Machi

Machi

Marcos despertó contento con la caricia del alba. El colchón de cemento y la almohada de escalón no le impidieron conciliar el sueño. Ahora, descansado y ducho, se podía dedicar a lo que tramaba.

Se enjuagó cara y dientes en la fuente de la plaza donde beben las palomas, y aprovechó que su amigo Machi no estaba a la vista para ir a comprarle el regalo.

Después de todo, a esta altura ya eran inseparables. Habían sido apoyo mutuo en largas madrugadas de niebla y escarcha sobre las mantas, compañeros al buscar el calor del cuerpo ajeno para sobrevivir una hora más en esta vida de miserias y estorbos. Marcos caminaba y ponía la mano sobre el bolsillo donde llevaba el dinero. Iba recordando lo solo que estaba antes de conocerlo aquella noche, después de perder el tren en Ballester.

Machi rengueaba y se veía más joven que ahora, el pelo negro azabache, duro y sucio igual que su barba, que hoy es gris. Se acercó sin reparos a saludar y Marcos supo que aquél era otro desdichado, otro paria perdido, abandonado a las calles violentas por el amor enfermizo de personas incompletas. Al instante se hicieron compinches, se convidaron sus pobres riquezas y se sirvieron de anhelos secretos, llenándose mutuamente las copas del corazón vacío con el fresco líquido de la compañía, y embriagándose en deseos de futuro y paz armoniosos. No se sabe si Marcos siguió a Machi, o si fue al revés.

En el cumpleaños de su compañero de vida, Marcos estaba dispuesto a gastar los pocos pesos que fue guardando con su hambriento sacrificio. Setenta y siete pesos, completos los setenta y siete se iba a gastar. Machi merecía eso y más. Y si supiera lo que Marcos hacía seguramente lo hubiera impedido a toda costa. Marcos a menudo lloraba (en secreto) agradecido con la vida por haberle regalado tan grata compañía. Luego de tantos años sufriendo en situación de calle, Marcos finalmente era visible para otro ser. Que Machi posara sus ojos enormes sobre él bastaba para que Marcos se materializara, para que abandonara su pobre invisibilidad y supiera él mismo que existía.
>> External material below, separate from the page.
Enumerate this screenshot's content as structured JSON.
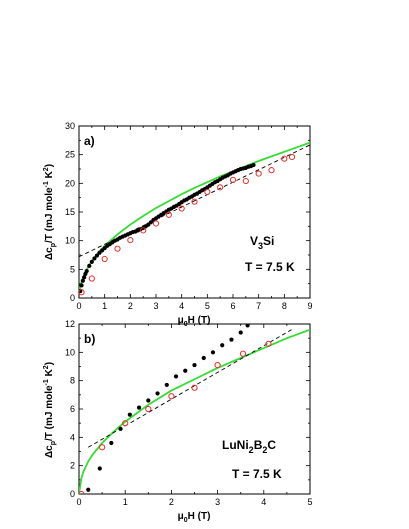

Era un fantasma el resto del tiempo. No uno blanco y astuto como los de la tele, sino uno sucio y oscuro, y en lugar de ser temido era un ente relegado. Machi era anclaje sobre la Tierra, era pasado, presente y futuro. Nunca alguien lo había querido sólo por existir, por compartir lo que se es, y por la reciprocidad cariñosa de simplemente hacerse bien, y quererse bien, así porque sí. Cuando Marcos estaba junto al árbol del terraplén, a punto de colgar la cruda cuerda de la esperanza perdida, Machi le trajo vida, tiempo, alegría, y éste era el día de su cumpleaños, por lo cual su regalo iba a ser especial.
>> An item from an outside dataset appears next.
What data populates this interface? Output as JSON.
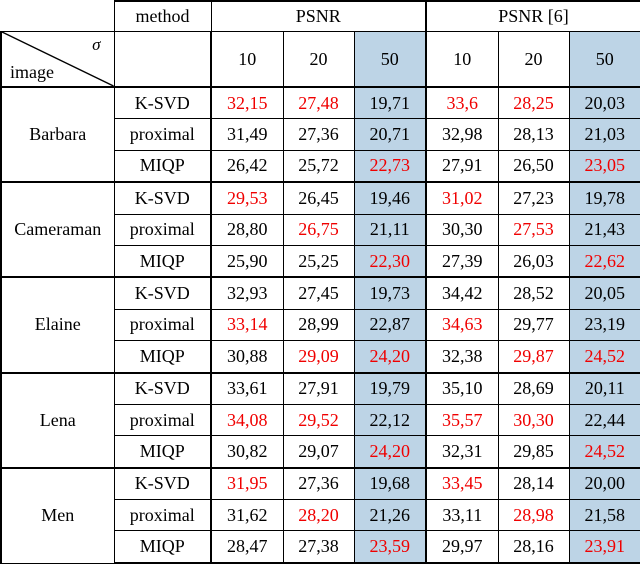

Marcos se acomodó los harapos deshilachados que no podían llamarse ropa y frunció los dedos del pie para meter la uña que se escapaba por el agujero en la zapatilla. Se acomodó el pelo usando el reflejo en la vidriera, tomó un hondo respiro y tocó el dinero en su bolsillo, suspirando largamente. Se secó las lágrimas pensando en Machi y abrió la puerta de la veterinaria: – ¿Vende alimento suelto? –.